Thrombin ist Teil eines Enzympräparats, das neben
Thrombin auch Fibrinogen enthält. Das Thrombin-Fibrinogen-Präparat
könnte Fleisch zugesetzt werden, um die Bindung von Fleischabschnitten
zu bewirken, sodass portionierte Standard-Erzeugnisse einheitlicher
Form, Dicke und Qualität hergestellt werden könnten. Das Präparat könnte
ferner dazu dienen, Rohmaterial aufzuwerten, indem kleine
Fleischabschnitte zu größeren Einheiten zusammengesetzt werden könnten.
Wofür wird Transglutaminase eingesetzt?
Transglutaminase ist dazu geeignet, bei der
Herstellung von Fleisch- und Fischprodukten, von Milchprodukten und
Produkten auf Pflanzenproteinbasis eingesetzt zu werden.
Transglutaminasen wirken überall dort, wo Proteine vorhanden sind und
vernetzt werden sollen. Mögliche Anwendungsbeispiele für den Einsatz von
Transglutaminasen sind das Verbinden von kleineren Fleischabschnitten
zu größeren zusammengesetzten Fleischstücken einheitlicher Form und
Dicke, die Optimierung der Konsistenz fettarmer Milchprodukte und die
Verbesserung von Textur und Haltbarkeit von Tofu aus Sojamilch. Weiters
besteht die Möglichkeit, Transglutaminase bei Back- und Fleischwaren
einzusetzen, um die Klebereigenschaften von Gluten zu ersetzen.
Was
ist der Unterschied zwischen den beiden?
Die in der LM-Industrie kommerziell genutzte
Transglutaminase ist mikrobiellen Ursprungs und ist über einen weiten
Temperatur und pH-Bereich stabil und ohne Co-Faktor katalytisch wirksam.
Thrombin wird aus tierischem Blutplasma gewonnen und ist das wichtigste
Enzym der Blutgerinnung bei Wirbeltieren. Thrombin kann seine bindende
Wirkung nur unter Anwesenheit von Fibrinogen entfalten. Thrombin wandelt
das Fibrinogen in Fibrin um, welches in Verbindung mit Kollagen die
Bindung von Fleischabschnitten bewirkt.
Wie erkenne ich
Klebefleisch?
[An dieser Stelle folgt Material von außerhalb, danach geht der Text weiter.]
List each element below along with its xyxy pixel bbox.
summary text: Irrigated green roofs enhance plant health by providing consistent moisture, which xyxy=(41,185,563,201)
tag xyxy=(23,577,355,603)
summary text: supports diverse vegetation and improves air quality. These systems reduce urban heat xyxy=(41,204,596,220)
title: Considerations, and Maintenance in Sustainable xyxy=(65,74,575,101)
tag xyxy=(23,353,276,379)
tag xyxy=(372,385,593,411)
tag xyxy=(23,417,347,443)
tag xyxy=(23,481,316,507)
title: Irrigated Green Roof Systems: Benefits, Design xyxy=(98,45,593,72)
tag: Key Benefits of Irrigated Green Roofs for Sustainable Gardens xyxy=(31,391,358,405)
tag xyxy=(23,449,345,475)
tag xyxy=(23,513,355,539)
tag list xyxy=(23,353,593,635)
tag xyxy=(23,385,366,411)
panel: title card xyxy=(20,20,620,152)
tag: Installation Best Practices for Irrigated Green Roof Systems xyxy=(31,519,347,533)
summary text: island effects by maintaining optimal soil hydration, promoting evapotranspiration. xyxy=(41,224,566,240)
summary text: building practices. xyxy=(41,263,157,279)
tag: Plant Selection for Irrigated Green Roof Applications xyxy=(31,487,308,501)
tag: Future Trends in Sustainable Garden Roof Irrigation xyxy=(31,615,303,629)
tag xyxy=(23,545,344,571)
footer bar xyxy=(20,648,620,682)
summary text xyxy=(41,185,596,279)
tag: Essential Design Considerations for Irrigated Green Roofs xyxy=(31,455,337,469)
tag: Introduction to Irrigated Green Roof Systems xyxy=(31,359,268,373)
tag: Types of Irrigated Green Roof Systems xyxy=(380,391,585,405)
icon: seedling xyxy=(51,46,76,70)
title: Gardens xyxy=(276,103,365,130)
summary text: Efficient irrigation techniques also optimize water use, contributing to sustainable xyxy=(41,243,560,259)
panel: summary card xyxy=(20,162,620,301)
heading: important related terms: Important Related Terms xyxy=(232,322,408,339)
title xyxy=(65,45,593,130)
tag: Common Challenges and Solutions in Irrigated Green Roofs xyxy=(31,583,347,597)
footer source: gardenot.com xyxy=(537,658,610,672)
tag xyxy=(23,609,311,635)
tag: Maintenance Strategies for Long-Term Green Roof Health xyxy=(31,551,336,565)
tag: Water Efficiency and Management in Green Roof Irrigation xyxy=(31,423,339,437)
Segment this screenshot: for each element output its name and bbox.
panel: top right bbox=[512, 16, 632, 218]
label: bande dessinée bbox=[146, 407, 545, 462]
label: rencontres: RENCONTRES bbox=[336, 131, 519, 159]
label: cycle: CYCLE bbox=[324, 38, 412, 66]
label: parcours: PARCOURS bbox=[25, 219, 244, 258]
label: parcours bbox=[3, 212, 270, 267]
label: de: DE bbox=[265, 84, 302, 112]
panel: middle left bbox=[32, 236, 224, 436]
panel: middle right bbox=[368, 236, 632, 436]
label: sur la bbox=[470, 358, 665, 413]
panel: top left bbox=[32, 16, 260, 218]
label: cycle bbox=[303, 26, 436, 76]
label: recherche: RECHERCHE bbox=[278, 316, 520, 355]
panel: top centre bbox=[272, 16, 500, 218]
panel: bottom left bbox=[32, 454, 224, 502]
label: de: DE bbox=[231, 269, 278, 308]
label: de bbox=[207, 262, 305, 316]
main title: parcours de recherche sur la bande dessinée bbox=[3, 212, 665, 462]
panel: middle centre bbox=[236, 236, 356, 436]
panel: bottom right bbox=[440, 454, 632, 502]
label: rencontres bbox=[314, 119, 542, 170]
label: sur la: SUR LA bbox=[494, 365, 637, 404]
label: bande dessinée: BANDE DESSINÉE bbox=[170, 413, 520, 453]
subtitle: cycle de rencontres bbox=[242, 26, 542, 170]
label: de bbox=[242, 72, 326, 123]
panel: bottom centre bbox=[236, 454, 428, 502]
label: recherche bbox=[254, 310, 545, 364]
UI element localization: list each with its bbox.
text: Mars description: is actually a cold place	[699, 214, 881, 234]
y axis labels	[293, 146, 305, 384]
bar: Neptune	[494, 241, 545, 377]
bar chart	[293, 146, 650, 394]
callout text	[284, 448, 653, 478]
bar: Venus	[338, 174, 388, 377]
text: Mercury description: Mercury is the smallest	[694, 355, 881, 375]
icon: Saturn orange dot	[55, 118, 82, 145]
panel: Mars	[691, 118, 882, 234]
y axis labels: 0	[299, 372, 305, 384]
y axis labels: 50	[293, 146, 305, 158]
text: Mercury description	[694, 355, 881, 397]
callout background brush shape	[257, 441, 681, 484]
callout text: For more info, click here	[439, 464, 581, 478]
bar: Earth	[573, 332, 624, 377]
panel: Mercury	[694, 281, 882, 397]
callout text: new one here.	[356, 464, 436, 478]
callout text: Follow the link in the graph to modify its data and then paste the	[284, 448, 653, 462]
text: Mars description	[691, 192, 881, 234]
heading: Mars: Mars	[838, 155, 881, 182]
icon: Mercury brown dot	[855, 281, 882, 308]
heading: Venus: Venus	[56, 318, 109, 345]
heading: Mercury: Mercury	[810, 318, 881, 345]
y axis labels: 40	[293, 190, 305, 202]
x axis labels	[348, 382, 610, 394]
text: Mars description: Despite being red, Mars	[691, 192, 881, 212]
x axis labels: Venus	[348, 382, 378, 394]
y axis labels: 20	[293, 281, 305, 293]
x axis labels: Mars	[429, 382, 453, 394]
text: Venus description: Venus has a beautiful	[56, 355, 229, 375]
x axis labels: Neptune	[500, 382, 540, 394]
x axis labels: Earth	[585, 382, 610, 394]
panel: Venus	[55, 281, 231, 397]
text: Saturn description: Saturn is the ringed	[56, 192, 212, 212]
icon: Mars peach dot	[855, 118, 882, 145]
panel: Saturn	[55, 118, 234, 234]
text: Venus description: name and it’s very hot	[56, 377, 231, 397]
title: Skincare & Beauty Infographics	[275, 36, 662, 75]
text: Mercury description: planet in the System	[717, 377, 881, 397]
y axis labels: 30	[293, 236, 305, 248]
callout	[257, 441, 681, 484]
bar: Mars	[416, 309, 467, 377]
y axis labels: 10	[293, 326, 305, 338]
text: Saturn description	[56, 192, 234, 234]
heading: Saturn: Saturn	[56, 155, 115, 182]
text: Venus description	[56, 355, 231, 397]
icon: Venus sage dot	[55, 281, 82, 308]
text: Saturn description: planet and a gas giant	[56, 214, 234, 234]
KonsumentInnen-Tipp?
Ein Indiz für das Vorliegen von
Klebefleischerzeugnissen ist die Form des Produktes selbst, die sehr oft
nicht der Form eines natürlich gewachsenen Fleischstückes entspricht.
Weiters ist der Hersteller dazu verpflichtet, im Zuge der Kennzeichnung
von vorverpackten Fleischerzeugnissen, die für den Letztverbraucher
bestimmt sind, die Verbraucherinformation über die tatsächliche Art des
Lebensmittels nach den gültigen rechtlichen Bestimmungen
sicherzustellen. Auf nationaler und europäischer Ebene sind zur Zeit
große Bemühungen seitens der Fachgremien und der Behörde im Gang, um
einer missbräuchlichen Anwendung von Transglutaminase und Thrombin
entgegenzuwirken, und um sicherzustellen, dass es zu keiner Irreführung
der KonsumentInnen bezüglich der Art und Identität der unter Verwendung
dieser Enzyme hergestellten Lebensmitteln kommt.
Kommt
dies auch bei Fisch zum Einsatz (Fischstäbchen, billige Sushis,
Shrimpsersatz, etc)?
In der Literatur [1] wird über den möglichen Einsatz
von Transglutaminase bei der Herstellung von Surimi (einem Gel aus
Fischabschnitten, Wasser, Salz), bei Fischpastete und zur Reduktion des
Wasserverlusts beim Auftauen von tiefgefrorenem Fisch berichtet.